Hence, to confirm this hypothesis, the whole brain and hippocampus (HA) were used together as input for the multi-channel network to predict the brain age. The resulting loss change curve is shown in Fig. 9:
Observing the case where the whole brain and hippocampus are used together as input, the minimum MAE is 14.47 years. The result is neither as good as training the model with the whole brain alone (MAE of 4.98 years) nor as good as training the model with the hippocampus alone (MAE of 6.95 years). This validates the hypothesis in this study that in the task of predicting brain age, finer voxel predictions do not necessarily yield better results, and including more features does not guarantee better outcomes. In the presence of redundant features, the results may not be as good as those obtained with individual features.
Therefore, separating the left and right sides of the hippocampus (HA L + R) as input for the multi-channel network, the loss change curves for the three evaluation metrics (MAE, RMSE, MSE) with increasing training epochs are shown in Fig. 10. Combining the results in Table 6, it can be observed that separating the left and right sides of the hippocampus (HA L + R) as input for the dual-channel network does not perform as well as inputting the hippocampus alone. This may be due to both providing the same amount of information, but separating the sides increases the regions with pixel intensity values of 0, resulting in more noise and, therefore, less effective results compared to inputting the hippocampus alone. Trimming off the regions with intensity values of 0 might improve the performance.
Finally, using the hippocampus and amygdala (HA + AM) as input for the multi-channel network, the loss change curves for the three evaluation metrics (MAE, RMSE, MSE) with increasing training epochs are shown in Fig. 11.
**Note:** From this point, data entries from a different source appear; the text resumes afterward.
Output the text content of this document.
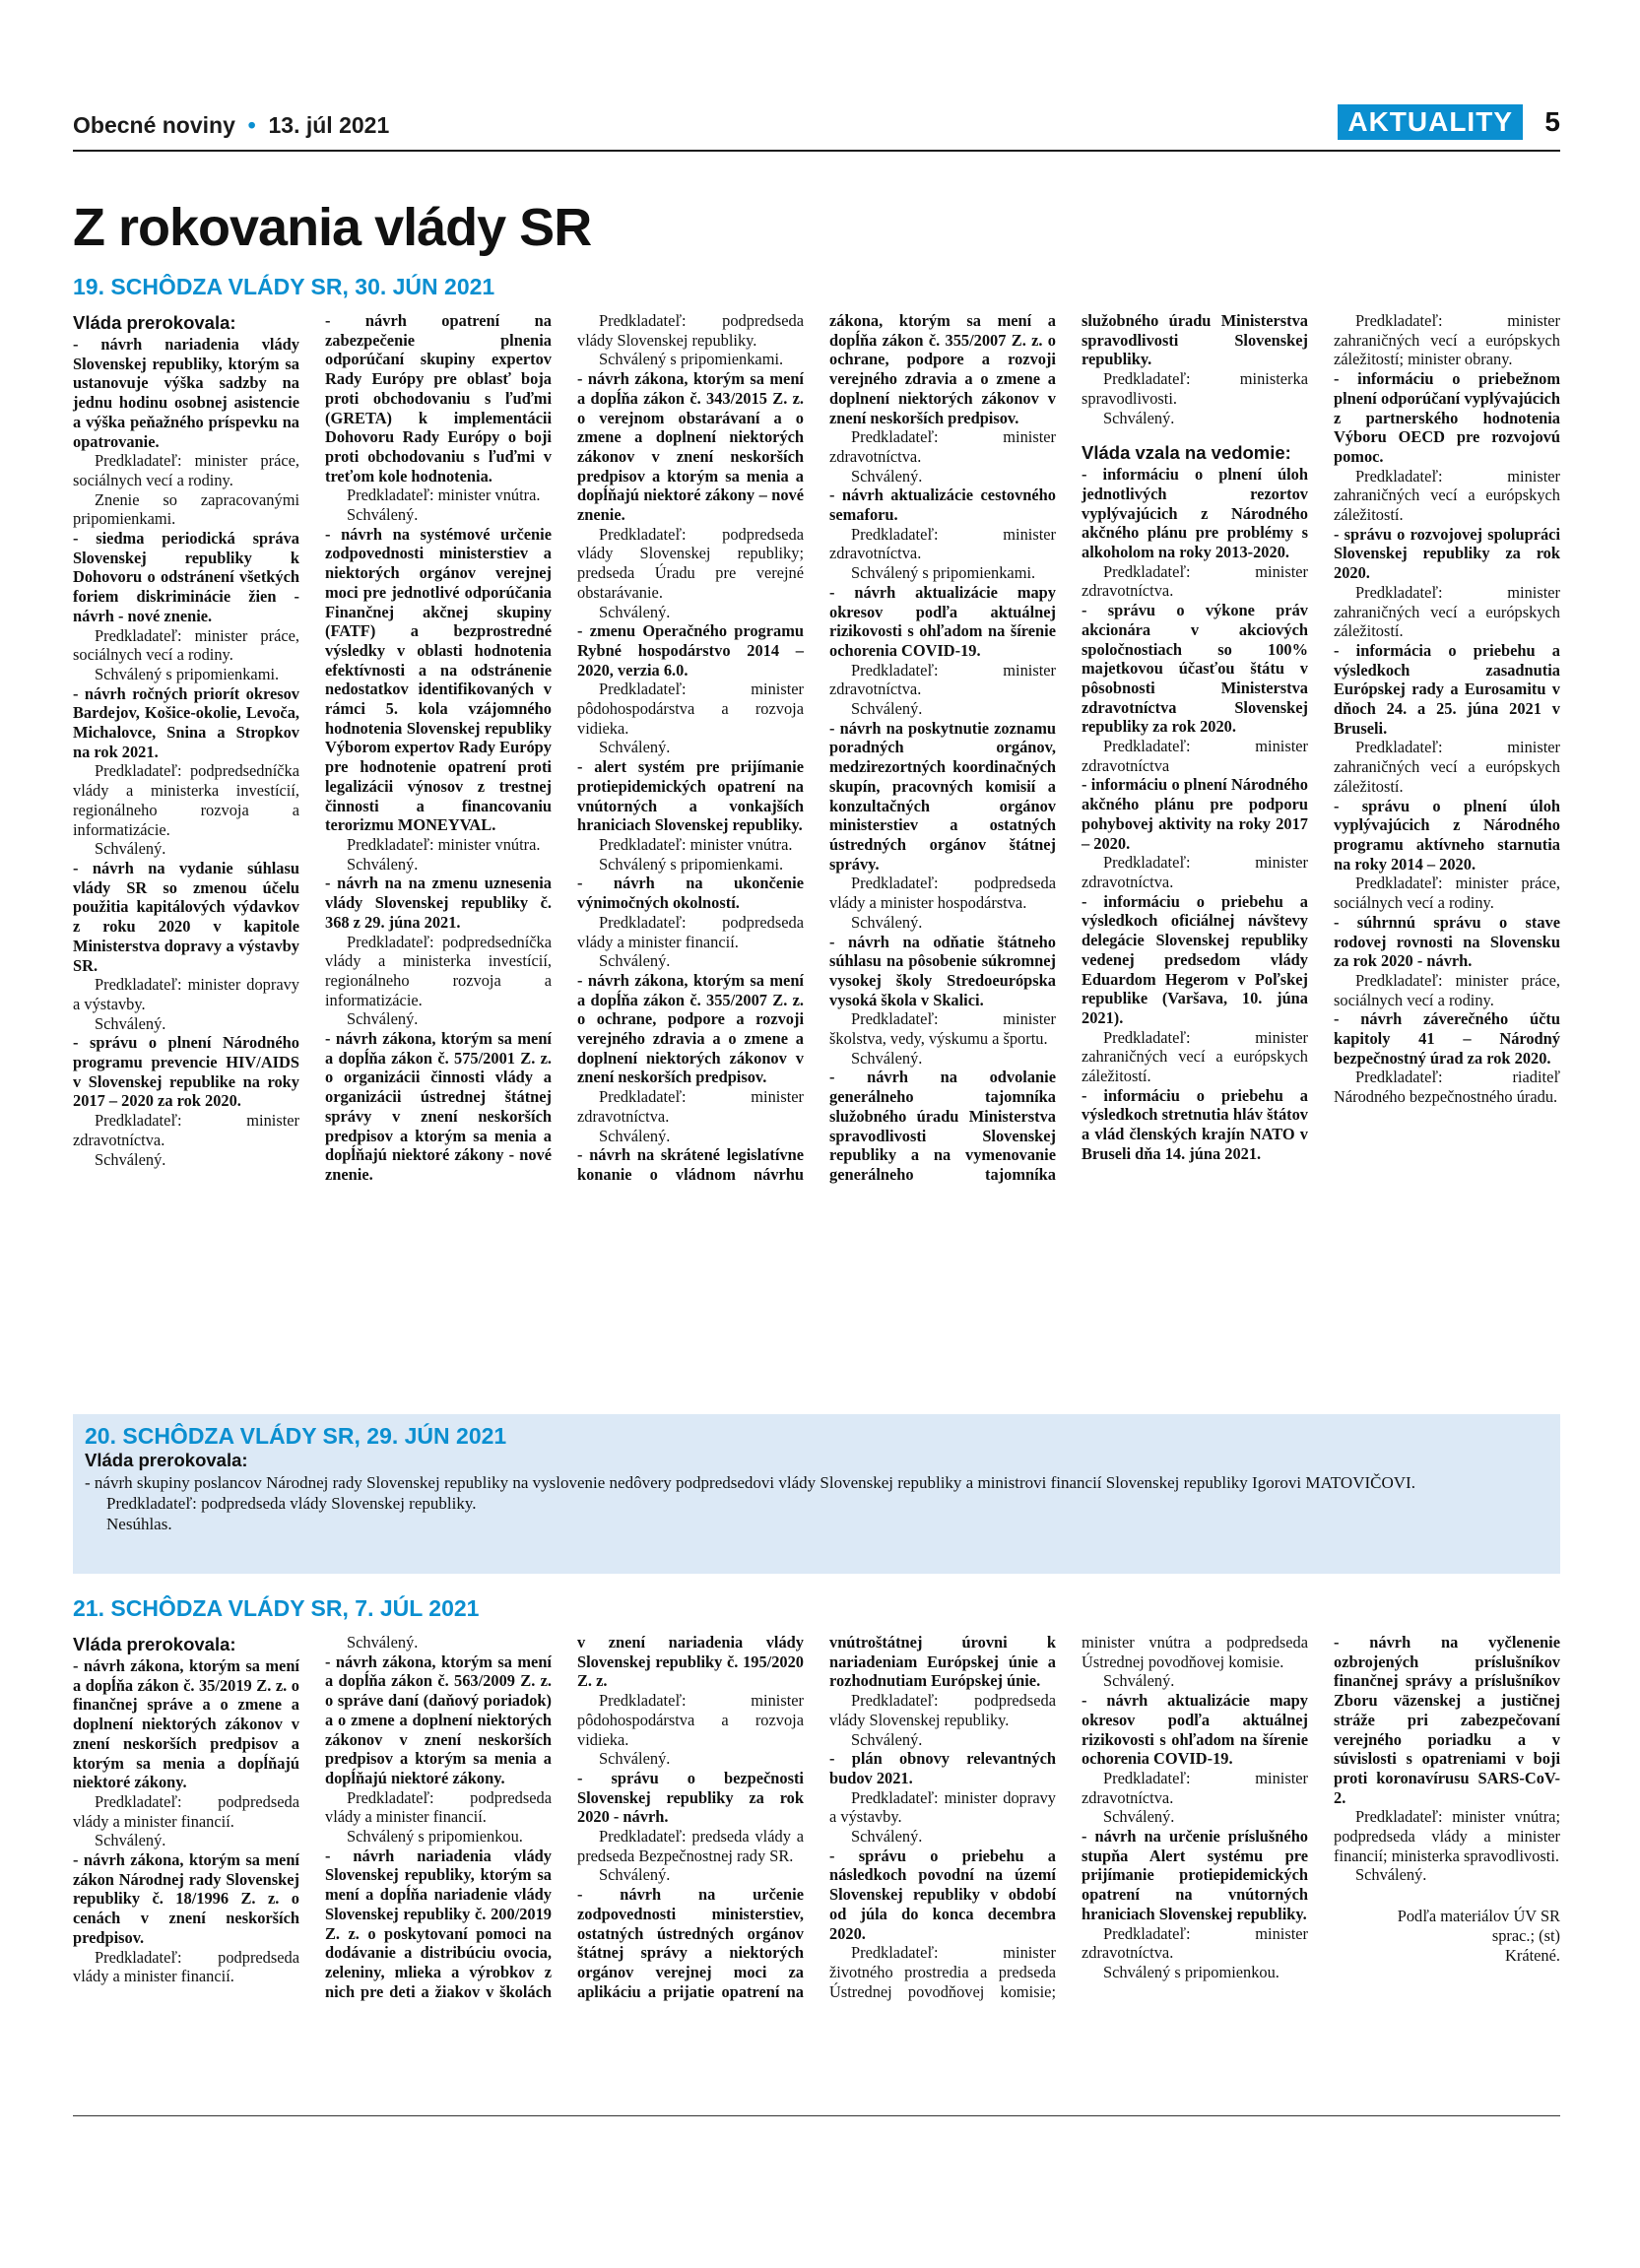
Obecné noviny  •  13. júl 2021	AKTUALITY	5
Z rokovania vlády SR
19. SCHÔDZA VLÁDY SR, 30. JÚN 2021

Vláda prerokovala:

- návrh nariadenia vlády Slovenskej republiky, ktorým sa ustanovuje výška sadzby na jednu hodinu osobnej asistencie a výška peňažného príspevku na opatrovanie.

Predkladateľ: minister práce, sociálnych vecí a rodiny.

Znenie so zapracovanými pripomienkami.

- siedma periodická správa Slovenskej republiky k Dohovoru o odstránení všetkých foriem diskriminácie žien - návrh - nové znenie.

Predkladateľ: minister práce, sociálnych vecí a rodiny.

Schválený s pripomienkami.

- návrh ročných priorít okresov Bardejov, Košice-okolie, Levoča, Michalovce, Snina a Stropkov na rok 2021.

Predkladateľ: podpredsedníčka vlády a ministerka investícií, regionálneho rozvoja a informatizácie.

Schválený.

- návrh na vydanie súhlasu vlády SR so zmenou účelu použitia kapitálových výdavkov z roku 2020 v kapitole Ministerstva dopravy a výstavby SR.

Predkladateľ: minister dopravy a výstavby.

Schválený.

- správu o plnení Národného programu prevencie HIV/AIDS v Slovenskej republike na roky 2017 – 2020 za rok 2020.

Predkladateľ: minister zdravotníctva.

Schválený.

- návrh opatrení na zabezpečenie plnenia odporúčaní skupiny expertov Rady Európy pre oblasť boja proti obchodovaniu s ľuďmi (GRETA) k implementácii Dohovoru Rady Európy o boji proti obchodovaniu s ľuďmi v treťom kole hodnotenia.

Predkladateľ: minister vnútra.

Schválený.

- návrh na systémové určenie zodpovednosti ministerstiev a niektorých orgánov verejnej moci pre jednotlivé odporúčania Finančnej akčnej skupiny (FATF) a bezprostredné výsledky v oblasti hodnotenia efektívnosti a na odstránenie nedostatkov identifikovaných v rámci 5. kola vzájomného hodnotenia Slovenskej republiky Výborom expertov Rady Európy pre hodnotenie opatrení proti legalizácii výnosov z trestnej činnosti a financovaniu terorizmu MONEYVAL.

Predkladateľ: minister vnútra.

Schválený.

- návrh na na zmenu uznesenia vlády Slovenskej republiky č. 368 z 29. júna 2021.

Predkladateľ: podpredsedníčka vlády a ministerka investícií, regionálneho rozvoja a informatizácie.

Schválený.

- návrh zákona, ktorým sa mení a dopĺňa zákon č. 575/2001 Z. z. o organizácii činnosti vlády a organizácii ústrednej štátnej správy v znení neskorších predpisov a ktorým sa menia a dopĺňajú niektoré zákony - nové znenie.

Predkladateľ: podpredseda vlády Slovenskej republiky.

Schválený s pripomienkami.

- návrh zákona, ktorým sa mení a dopĺňa zákon č. 343/2015 Z. z. o verejnom obstarávaní a o zmene a doplnení niektorých zákonov v znení neskorších predpisov a ktorým sa menia a dopĺňajú niektoré zákony – nové znenie.

Predkladateľ: podpredseda vlády Slovenskej republiky; predseda Úradu pre verejné obstarávanie.

Schválený.

- zmenu Operačného programu Rybné hospodárstvo 2014 – 2020, verzia 6.0.

Predkladateľ: minister pôdohospodárstva a rozvoja vidieka.

Schválený.

- alert systém pre prijímanie protiepidemických opatrení na vnútorných a vonkajších hraniciach Slovenskej republiky.

Predkladateľ: minister vnútra.

Schválený s pripomienkami.

- návrh na ukončenie výnimočných okolností.

Predkladateľ: podpredseda vlády a minister financií.

Schválený.

- návrh zákona, ktorým sa mení a dopĺňa zákon č. 355/2007 Z. z. o ochrane, podpore a rozvoji verejného zdravia a o zmene a doplnení niektorých zákonov v znení neskorších predpisov.

Predkladateľ: minister zdravotníctva.

Schválený.

- návrh na skrátené legislatívne konanie o vládnom návrhu zákona, ktorým sa mení a dopĺňa zákon č. 355/2007 Z. z. o ochrane, podpore a rozvoji verejného zdravia a o zmene a doplnení niektorých zákonov v znení neskorších predpisov.

Predkladateľ: minister zdravotníctva.

Schválený.

- návrh aktualizácie cestovného semaforu.

Predkladateľ: minister zdravotníctva.

Schválený s pripomienkami.

- návrh aktualizácie mapy okresov podľa aktuálnej rizikovosti s ohľadom na šírenie ochorenia COVID-19.

Predkladateľ: minister zdravotníctva.

Schválený.

- návrh na poskytnutie zoznamu poradných orgánov, medzirezortných koordinačných skupín, pracovných komisií a konzultačných orgánov ministerstiev a ostatných ústredných orgánov štátnej správy.

Predkladateľ: podpredseda vlády a minister hospodárstva.

Schválený.

- návrh na odňatie štátneho súhlasu na pôsobenie súkromnej vysokej školy Stredoeurópska vysoká škola v Skalici.

Predkladateľ: minister školstva, vedy, výskumu a športu.

Schválený.

- návrh na odvolanie generálneho tajomníka služobného úradu Ministerstva spravodlivosti Slovenskej republiky a na vymenovanie generálneho tajomníka služobného úradu Ministerstva spravodlivosti Slovenskej republiky.

Predkladateľ: ministerka spravodlivosti.

Schválený.

Vláda vzala na vedomie:

- informáciu o plnení úloh jednotlivých rezortov vyplývajúcich z Národného akčného plánu pre problémy s alkoholom na roky 2013-2020.

Predkladateľ: minister zdravotníctva.

- správu o výkone práv akcionára v akciových spoločnostiach so 100% majetkovou účasťou štátu v pôsobnosti Ministerstva zdravotníctva Slovenskej republiky za rok 2020.

Predkladateľ: minister zdravotníctva

- informáciu o plnení Národného akčného plánu pre podporu pohybovej aktivity na roky 2017 – 2020.

Predkladateľ: minister zdravotníctva.

- informáciu o priebehu a výsledkoch oficiálnej návštevy delegácie Slovenskej republiky vedenej predsedom vlády Eduardom Hegerom v Poľskej republike (Varšava, 10. júna 2021).

Predkladateľ: minister zahraničných vecí a európskych záležitostí.

- informáciu o priebehu a výsledkoch stretnutia hláv štátov a vlád členských krajín NATO v Bruseli dňa 14. júna 2021.

Predkladateľ: minister zahraničných vecí a európskych záležitostí; minister obrany.

- informáciu o priebežnom plnení odporúčaní vyplývajúcich z partnerského hodnotenia Výboru OECD pre rozvojovú pomoc.

Predkladateľ: minister zahraničných vecí a európskych záležitostí.

- správu o rozvojovej spolupráci Slovenskej republiky za rok 2020.

Predkladateľ: minister zahraničných vecí a európskych záležitostí.

- informácia o priebehu a výsledkoch zasadnutia Európskej rady a Eurosamitu v dňoch 24. a 25. júna 2021 v Bruseli.

Predkladateľ: minister zahraničných vecí a európskych záležitostí.

- správu o plnení úloh vyplývajúcich z Národného programu aktívneho starnutia na roky 2014 – 2020.

Predkladateľ: minister práce, sociálnych vecí a rodiny.

- súhrnnú správu o stave rodovej rovnosti na Slovensku za rok 2020 - návrh.

Predkladateľ: minister práce, sociálnych vecí a rodiny.

- návrh záverečného účtu kapitoly 41 – Národný bezpečnostný úrad za rok 2020.

Predkladateľ: riaditeľ Národného bezpečnostného úradu.

20. SCHÔDZA VLÁDY SR, 29. JÚN 2021

Vláda prerokovala:

- návrh skupiny poslancov Národnej rady Slovenskej republiky na vyslovenie nedôvery podpredsedovi vlády Slovenskej republiky a ministrovi financií Slovenskej republiky Igorovi MATOVIČOVI.

Predkladateľ: podpredseda vlády Slovenskej republiky.

Nesúhlas.

21. SCHÔDZA VLÁDY SR, 7. JÚL 2021

Vláda prerokovala:

- návrh zákona, ktorým sa mení a dopĺňa zákon č. 35/2019 Z. z. o finančnej správe a o zmene a doplnení niektorých zákonov v znení neskorších predpisov a ktorým sa menia a dopĺňajú niektoré zákony.

Predkladateľ: podpredseda vlády a minister financií.

Schválený.

- návrh zákona, ktorým sa mení zákon Národnej rady Slovenskej republiky č. 18/1996 Z. z. o cenách v znení neskorších predpisov.

Predkladateľ: podpredseda vlády a minister financií.

Schválený.

- návrh zákona, ktorým sa mení a dopĺňa zákon č. 563/2009 Z. z. o správe daní (daňový poriadok) a o zmene a doplnení niektorých zákonov v znení neskorších predpisov a ktorým sa menia a dopĺňajú niektoré zákony.

Predkladateľ: podpredseda vlády a minister financií.

Schválený s pripomienkou.

- návrh nariadenia vlády Slovenskej republiky, ktorým sa mení a dopĺňa nariadenie vlády Slovenskej republiky č. 200/2019 Z. z. o poskytovaní pomoci na dodávanie a distribúciu ovocia, zeleniny, mlieka a výrobkov z nich pre deti a žiakov v školách v znení nariadenia vlády Slovenskej republiky č. 195/2020 Z. z.

Predkladateľ: minister pôdohospodárstva a rozvoja vidieka.

Schválený.

- správu o bezpečnosti Slovenskej republiky za rok 2020 - návrh.

Predkladateľ: predseda vlády a predseda Bezpečnostnej rady SR.

Schválený.

- návrh na určenie zodpovednosti ministerstiev, ostatných ústredných orgánov štátnej správy a niektorých orgánov verejnej moci za aplikáciu a prijatie opatrení na vnútroštátnej úrovni k nariadeniam Európskej únie a rozhodnutiam Európskej únie.

Predkladateľ: podpredseda vlády Slovenskej republiky.

Schválený.

- plán obnovy relevantných budov 2021.

Predkladateľ: minister dopravy a výstavby.

Schválený.

- správu o priebehu a následkoch povodní na území Slovenskej republiky v období od júla do konca decembra 2020.

Predkladateľ: minister životného prostredia a predseda Ústrednej povodňovej komisie; minister vnútra a podpredseda Ústrednej povodňovej komisie.

Schválený.

- návrh aktualizácie mapy okresov podľa aktuálnej rizikovosti s ohľadom na šírenie ochorenia COVID-19.

Predkladateľ: minister zdravotníctva.

Schválený.

- návrh na určenie príslušného stupňa Alert systému pre prijímanie protiepidemických opatrení na vnútorných hraniciach Slovenskej republiky.

Predkladateľ: minister zdravotníctva.

Schválený s pripomienkou.

- návrh na vyčlenenie ozbrojených príslušníkov finančnej správy a príslušníkov Zboru väzenskej a justičnej stráže pri zabezpečovaní verejného poriadku a v súvislosti s opatreniami v boji proti koronavírusu SARS-CoV-2.

Predkladateľ: minister vnútra; podpredseda vlády a minister financií; ministerka spravodlivosti.

Schválený.

Podľa materiálov ÚV SR

sprac.; (st)

Krátené.
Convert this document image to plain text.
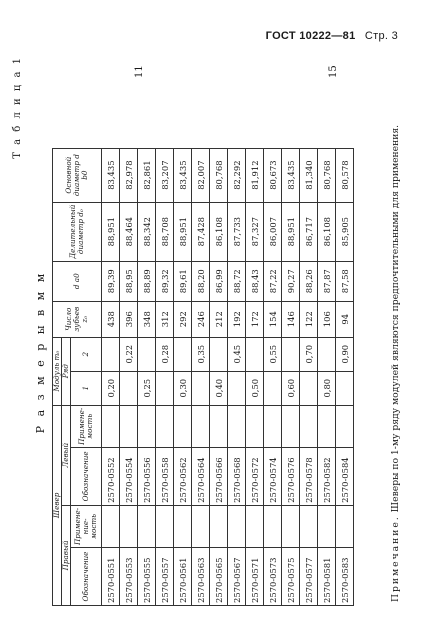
ГОСТ 10222—81 Стр. 3
Т а б л и ц а 1
Р а з м е р ы в м м
Шевер				Модуль m₀		Число зубьев z₀	d a0	Делительный диаметр d₀	Основной диаметр d b0
Правый		Левый		Ряд					
Обозначение	Примене-ние-мость	Обозначение	Примене-мость	1	2				
2570-0551		2570-0552		0,20		438	89,39	88,951	83,435
2570-0553		2570-0554			0,22	396	88,95	88,464	82,978
2570-0555		2570-0556		0,25		348	88,89	88,342	82,861
2570-0557		2570-0558			0,28	312	89,32	88,708	83,207
2570-0561		2570-0562		0,30		292	89,61	88,951	83,435
2570-0563		2570-0564			0,35	246	88,20	87,428	82,007
2570-0565		2570-0566		0,40		212	86,99	86,108	80,768
2570-0567		2570-0568			0,45	192	88,72	87,733	82,292
2570-0571		2570-0572		0,50		172	88,43	87,327	81,912
2570-0573		2570-0574			0,55	154	87,22	86,007	80,673
2570-0575		2570-0576		0,60		146	90,27	88,951	83,435
2570-0577		2570-0578			0,70	122	88,26	86,717	81,340
2570-0581		2570-0582		0,80		106	87,87	86,108	80,768
2570-0583		2570-0584			0,90	94	87,58	85,905	80,578
11	15
Примечание. Шеверы по 1-му ряду модулей являются предпочтительными для применения.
Combining the information from Table 6, it is observed that the minimum MAE when using the hippocampus and amygdala together as input for the multi-channel network is 8.60 years. This is slightly higher than the minimum MAE with the entire brain as input (4.98 years). However, the average MAE improves to 22.12 years compared to 22.40 years for the entire brain, demonstrating that a multi-channel input network can enhance stability in performance by combining different data. Nevertheless, as the input images are of the same size, the double-channel input images contain many more regions with pixel grayscale values of 0, as shown in Fig. 12. In the future, it would be beneficial to crop out the informative regions as input, which may lead to better results.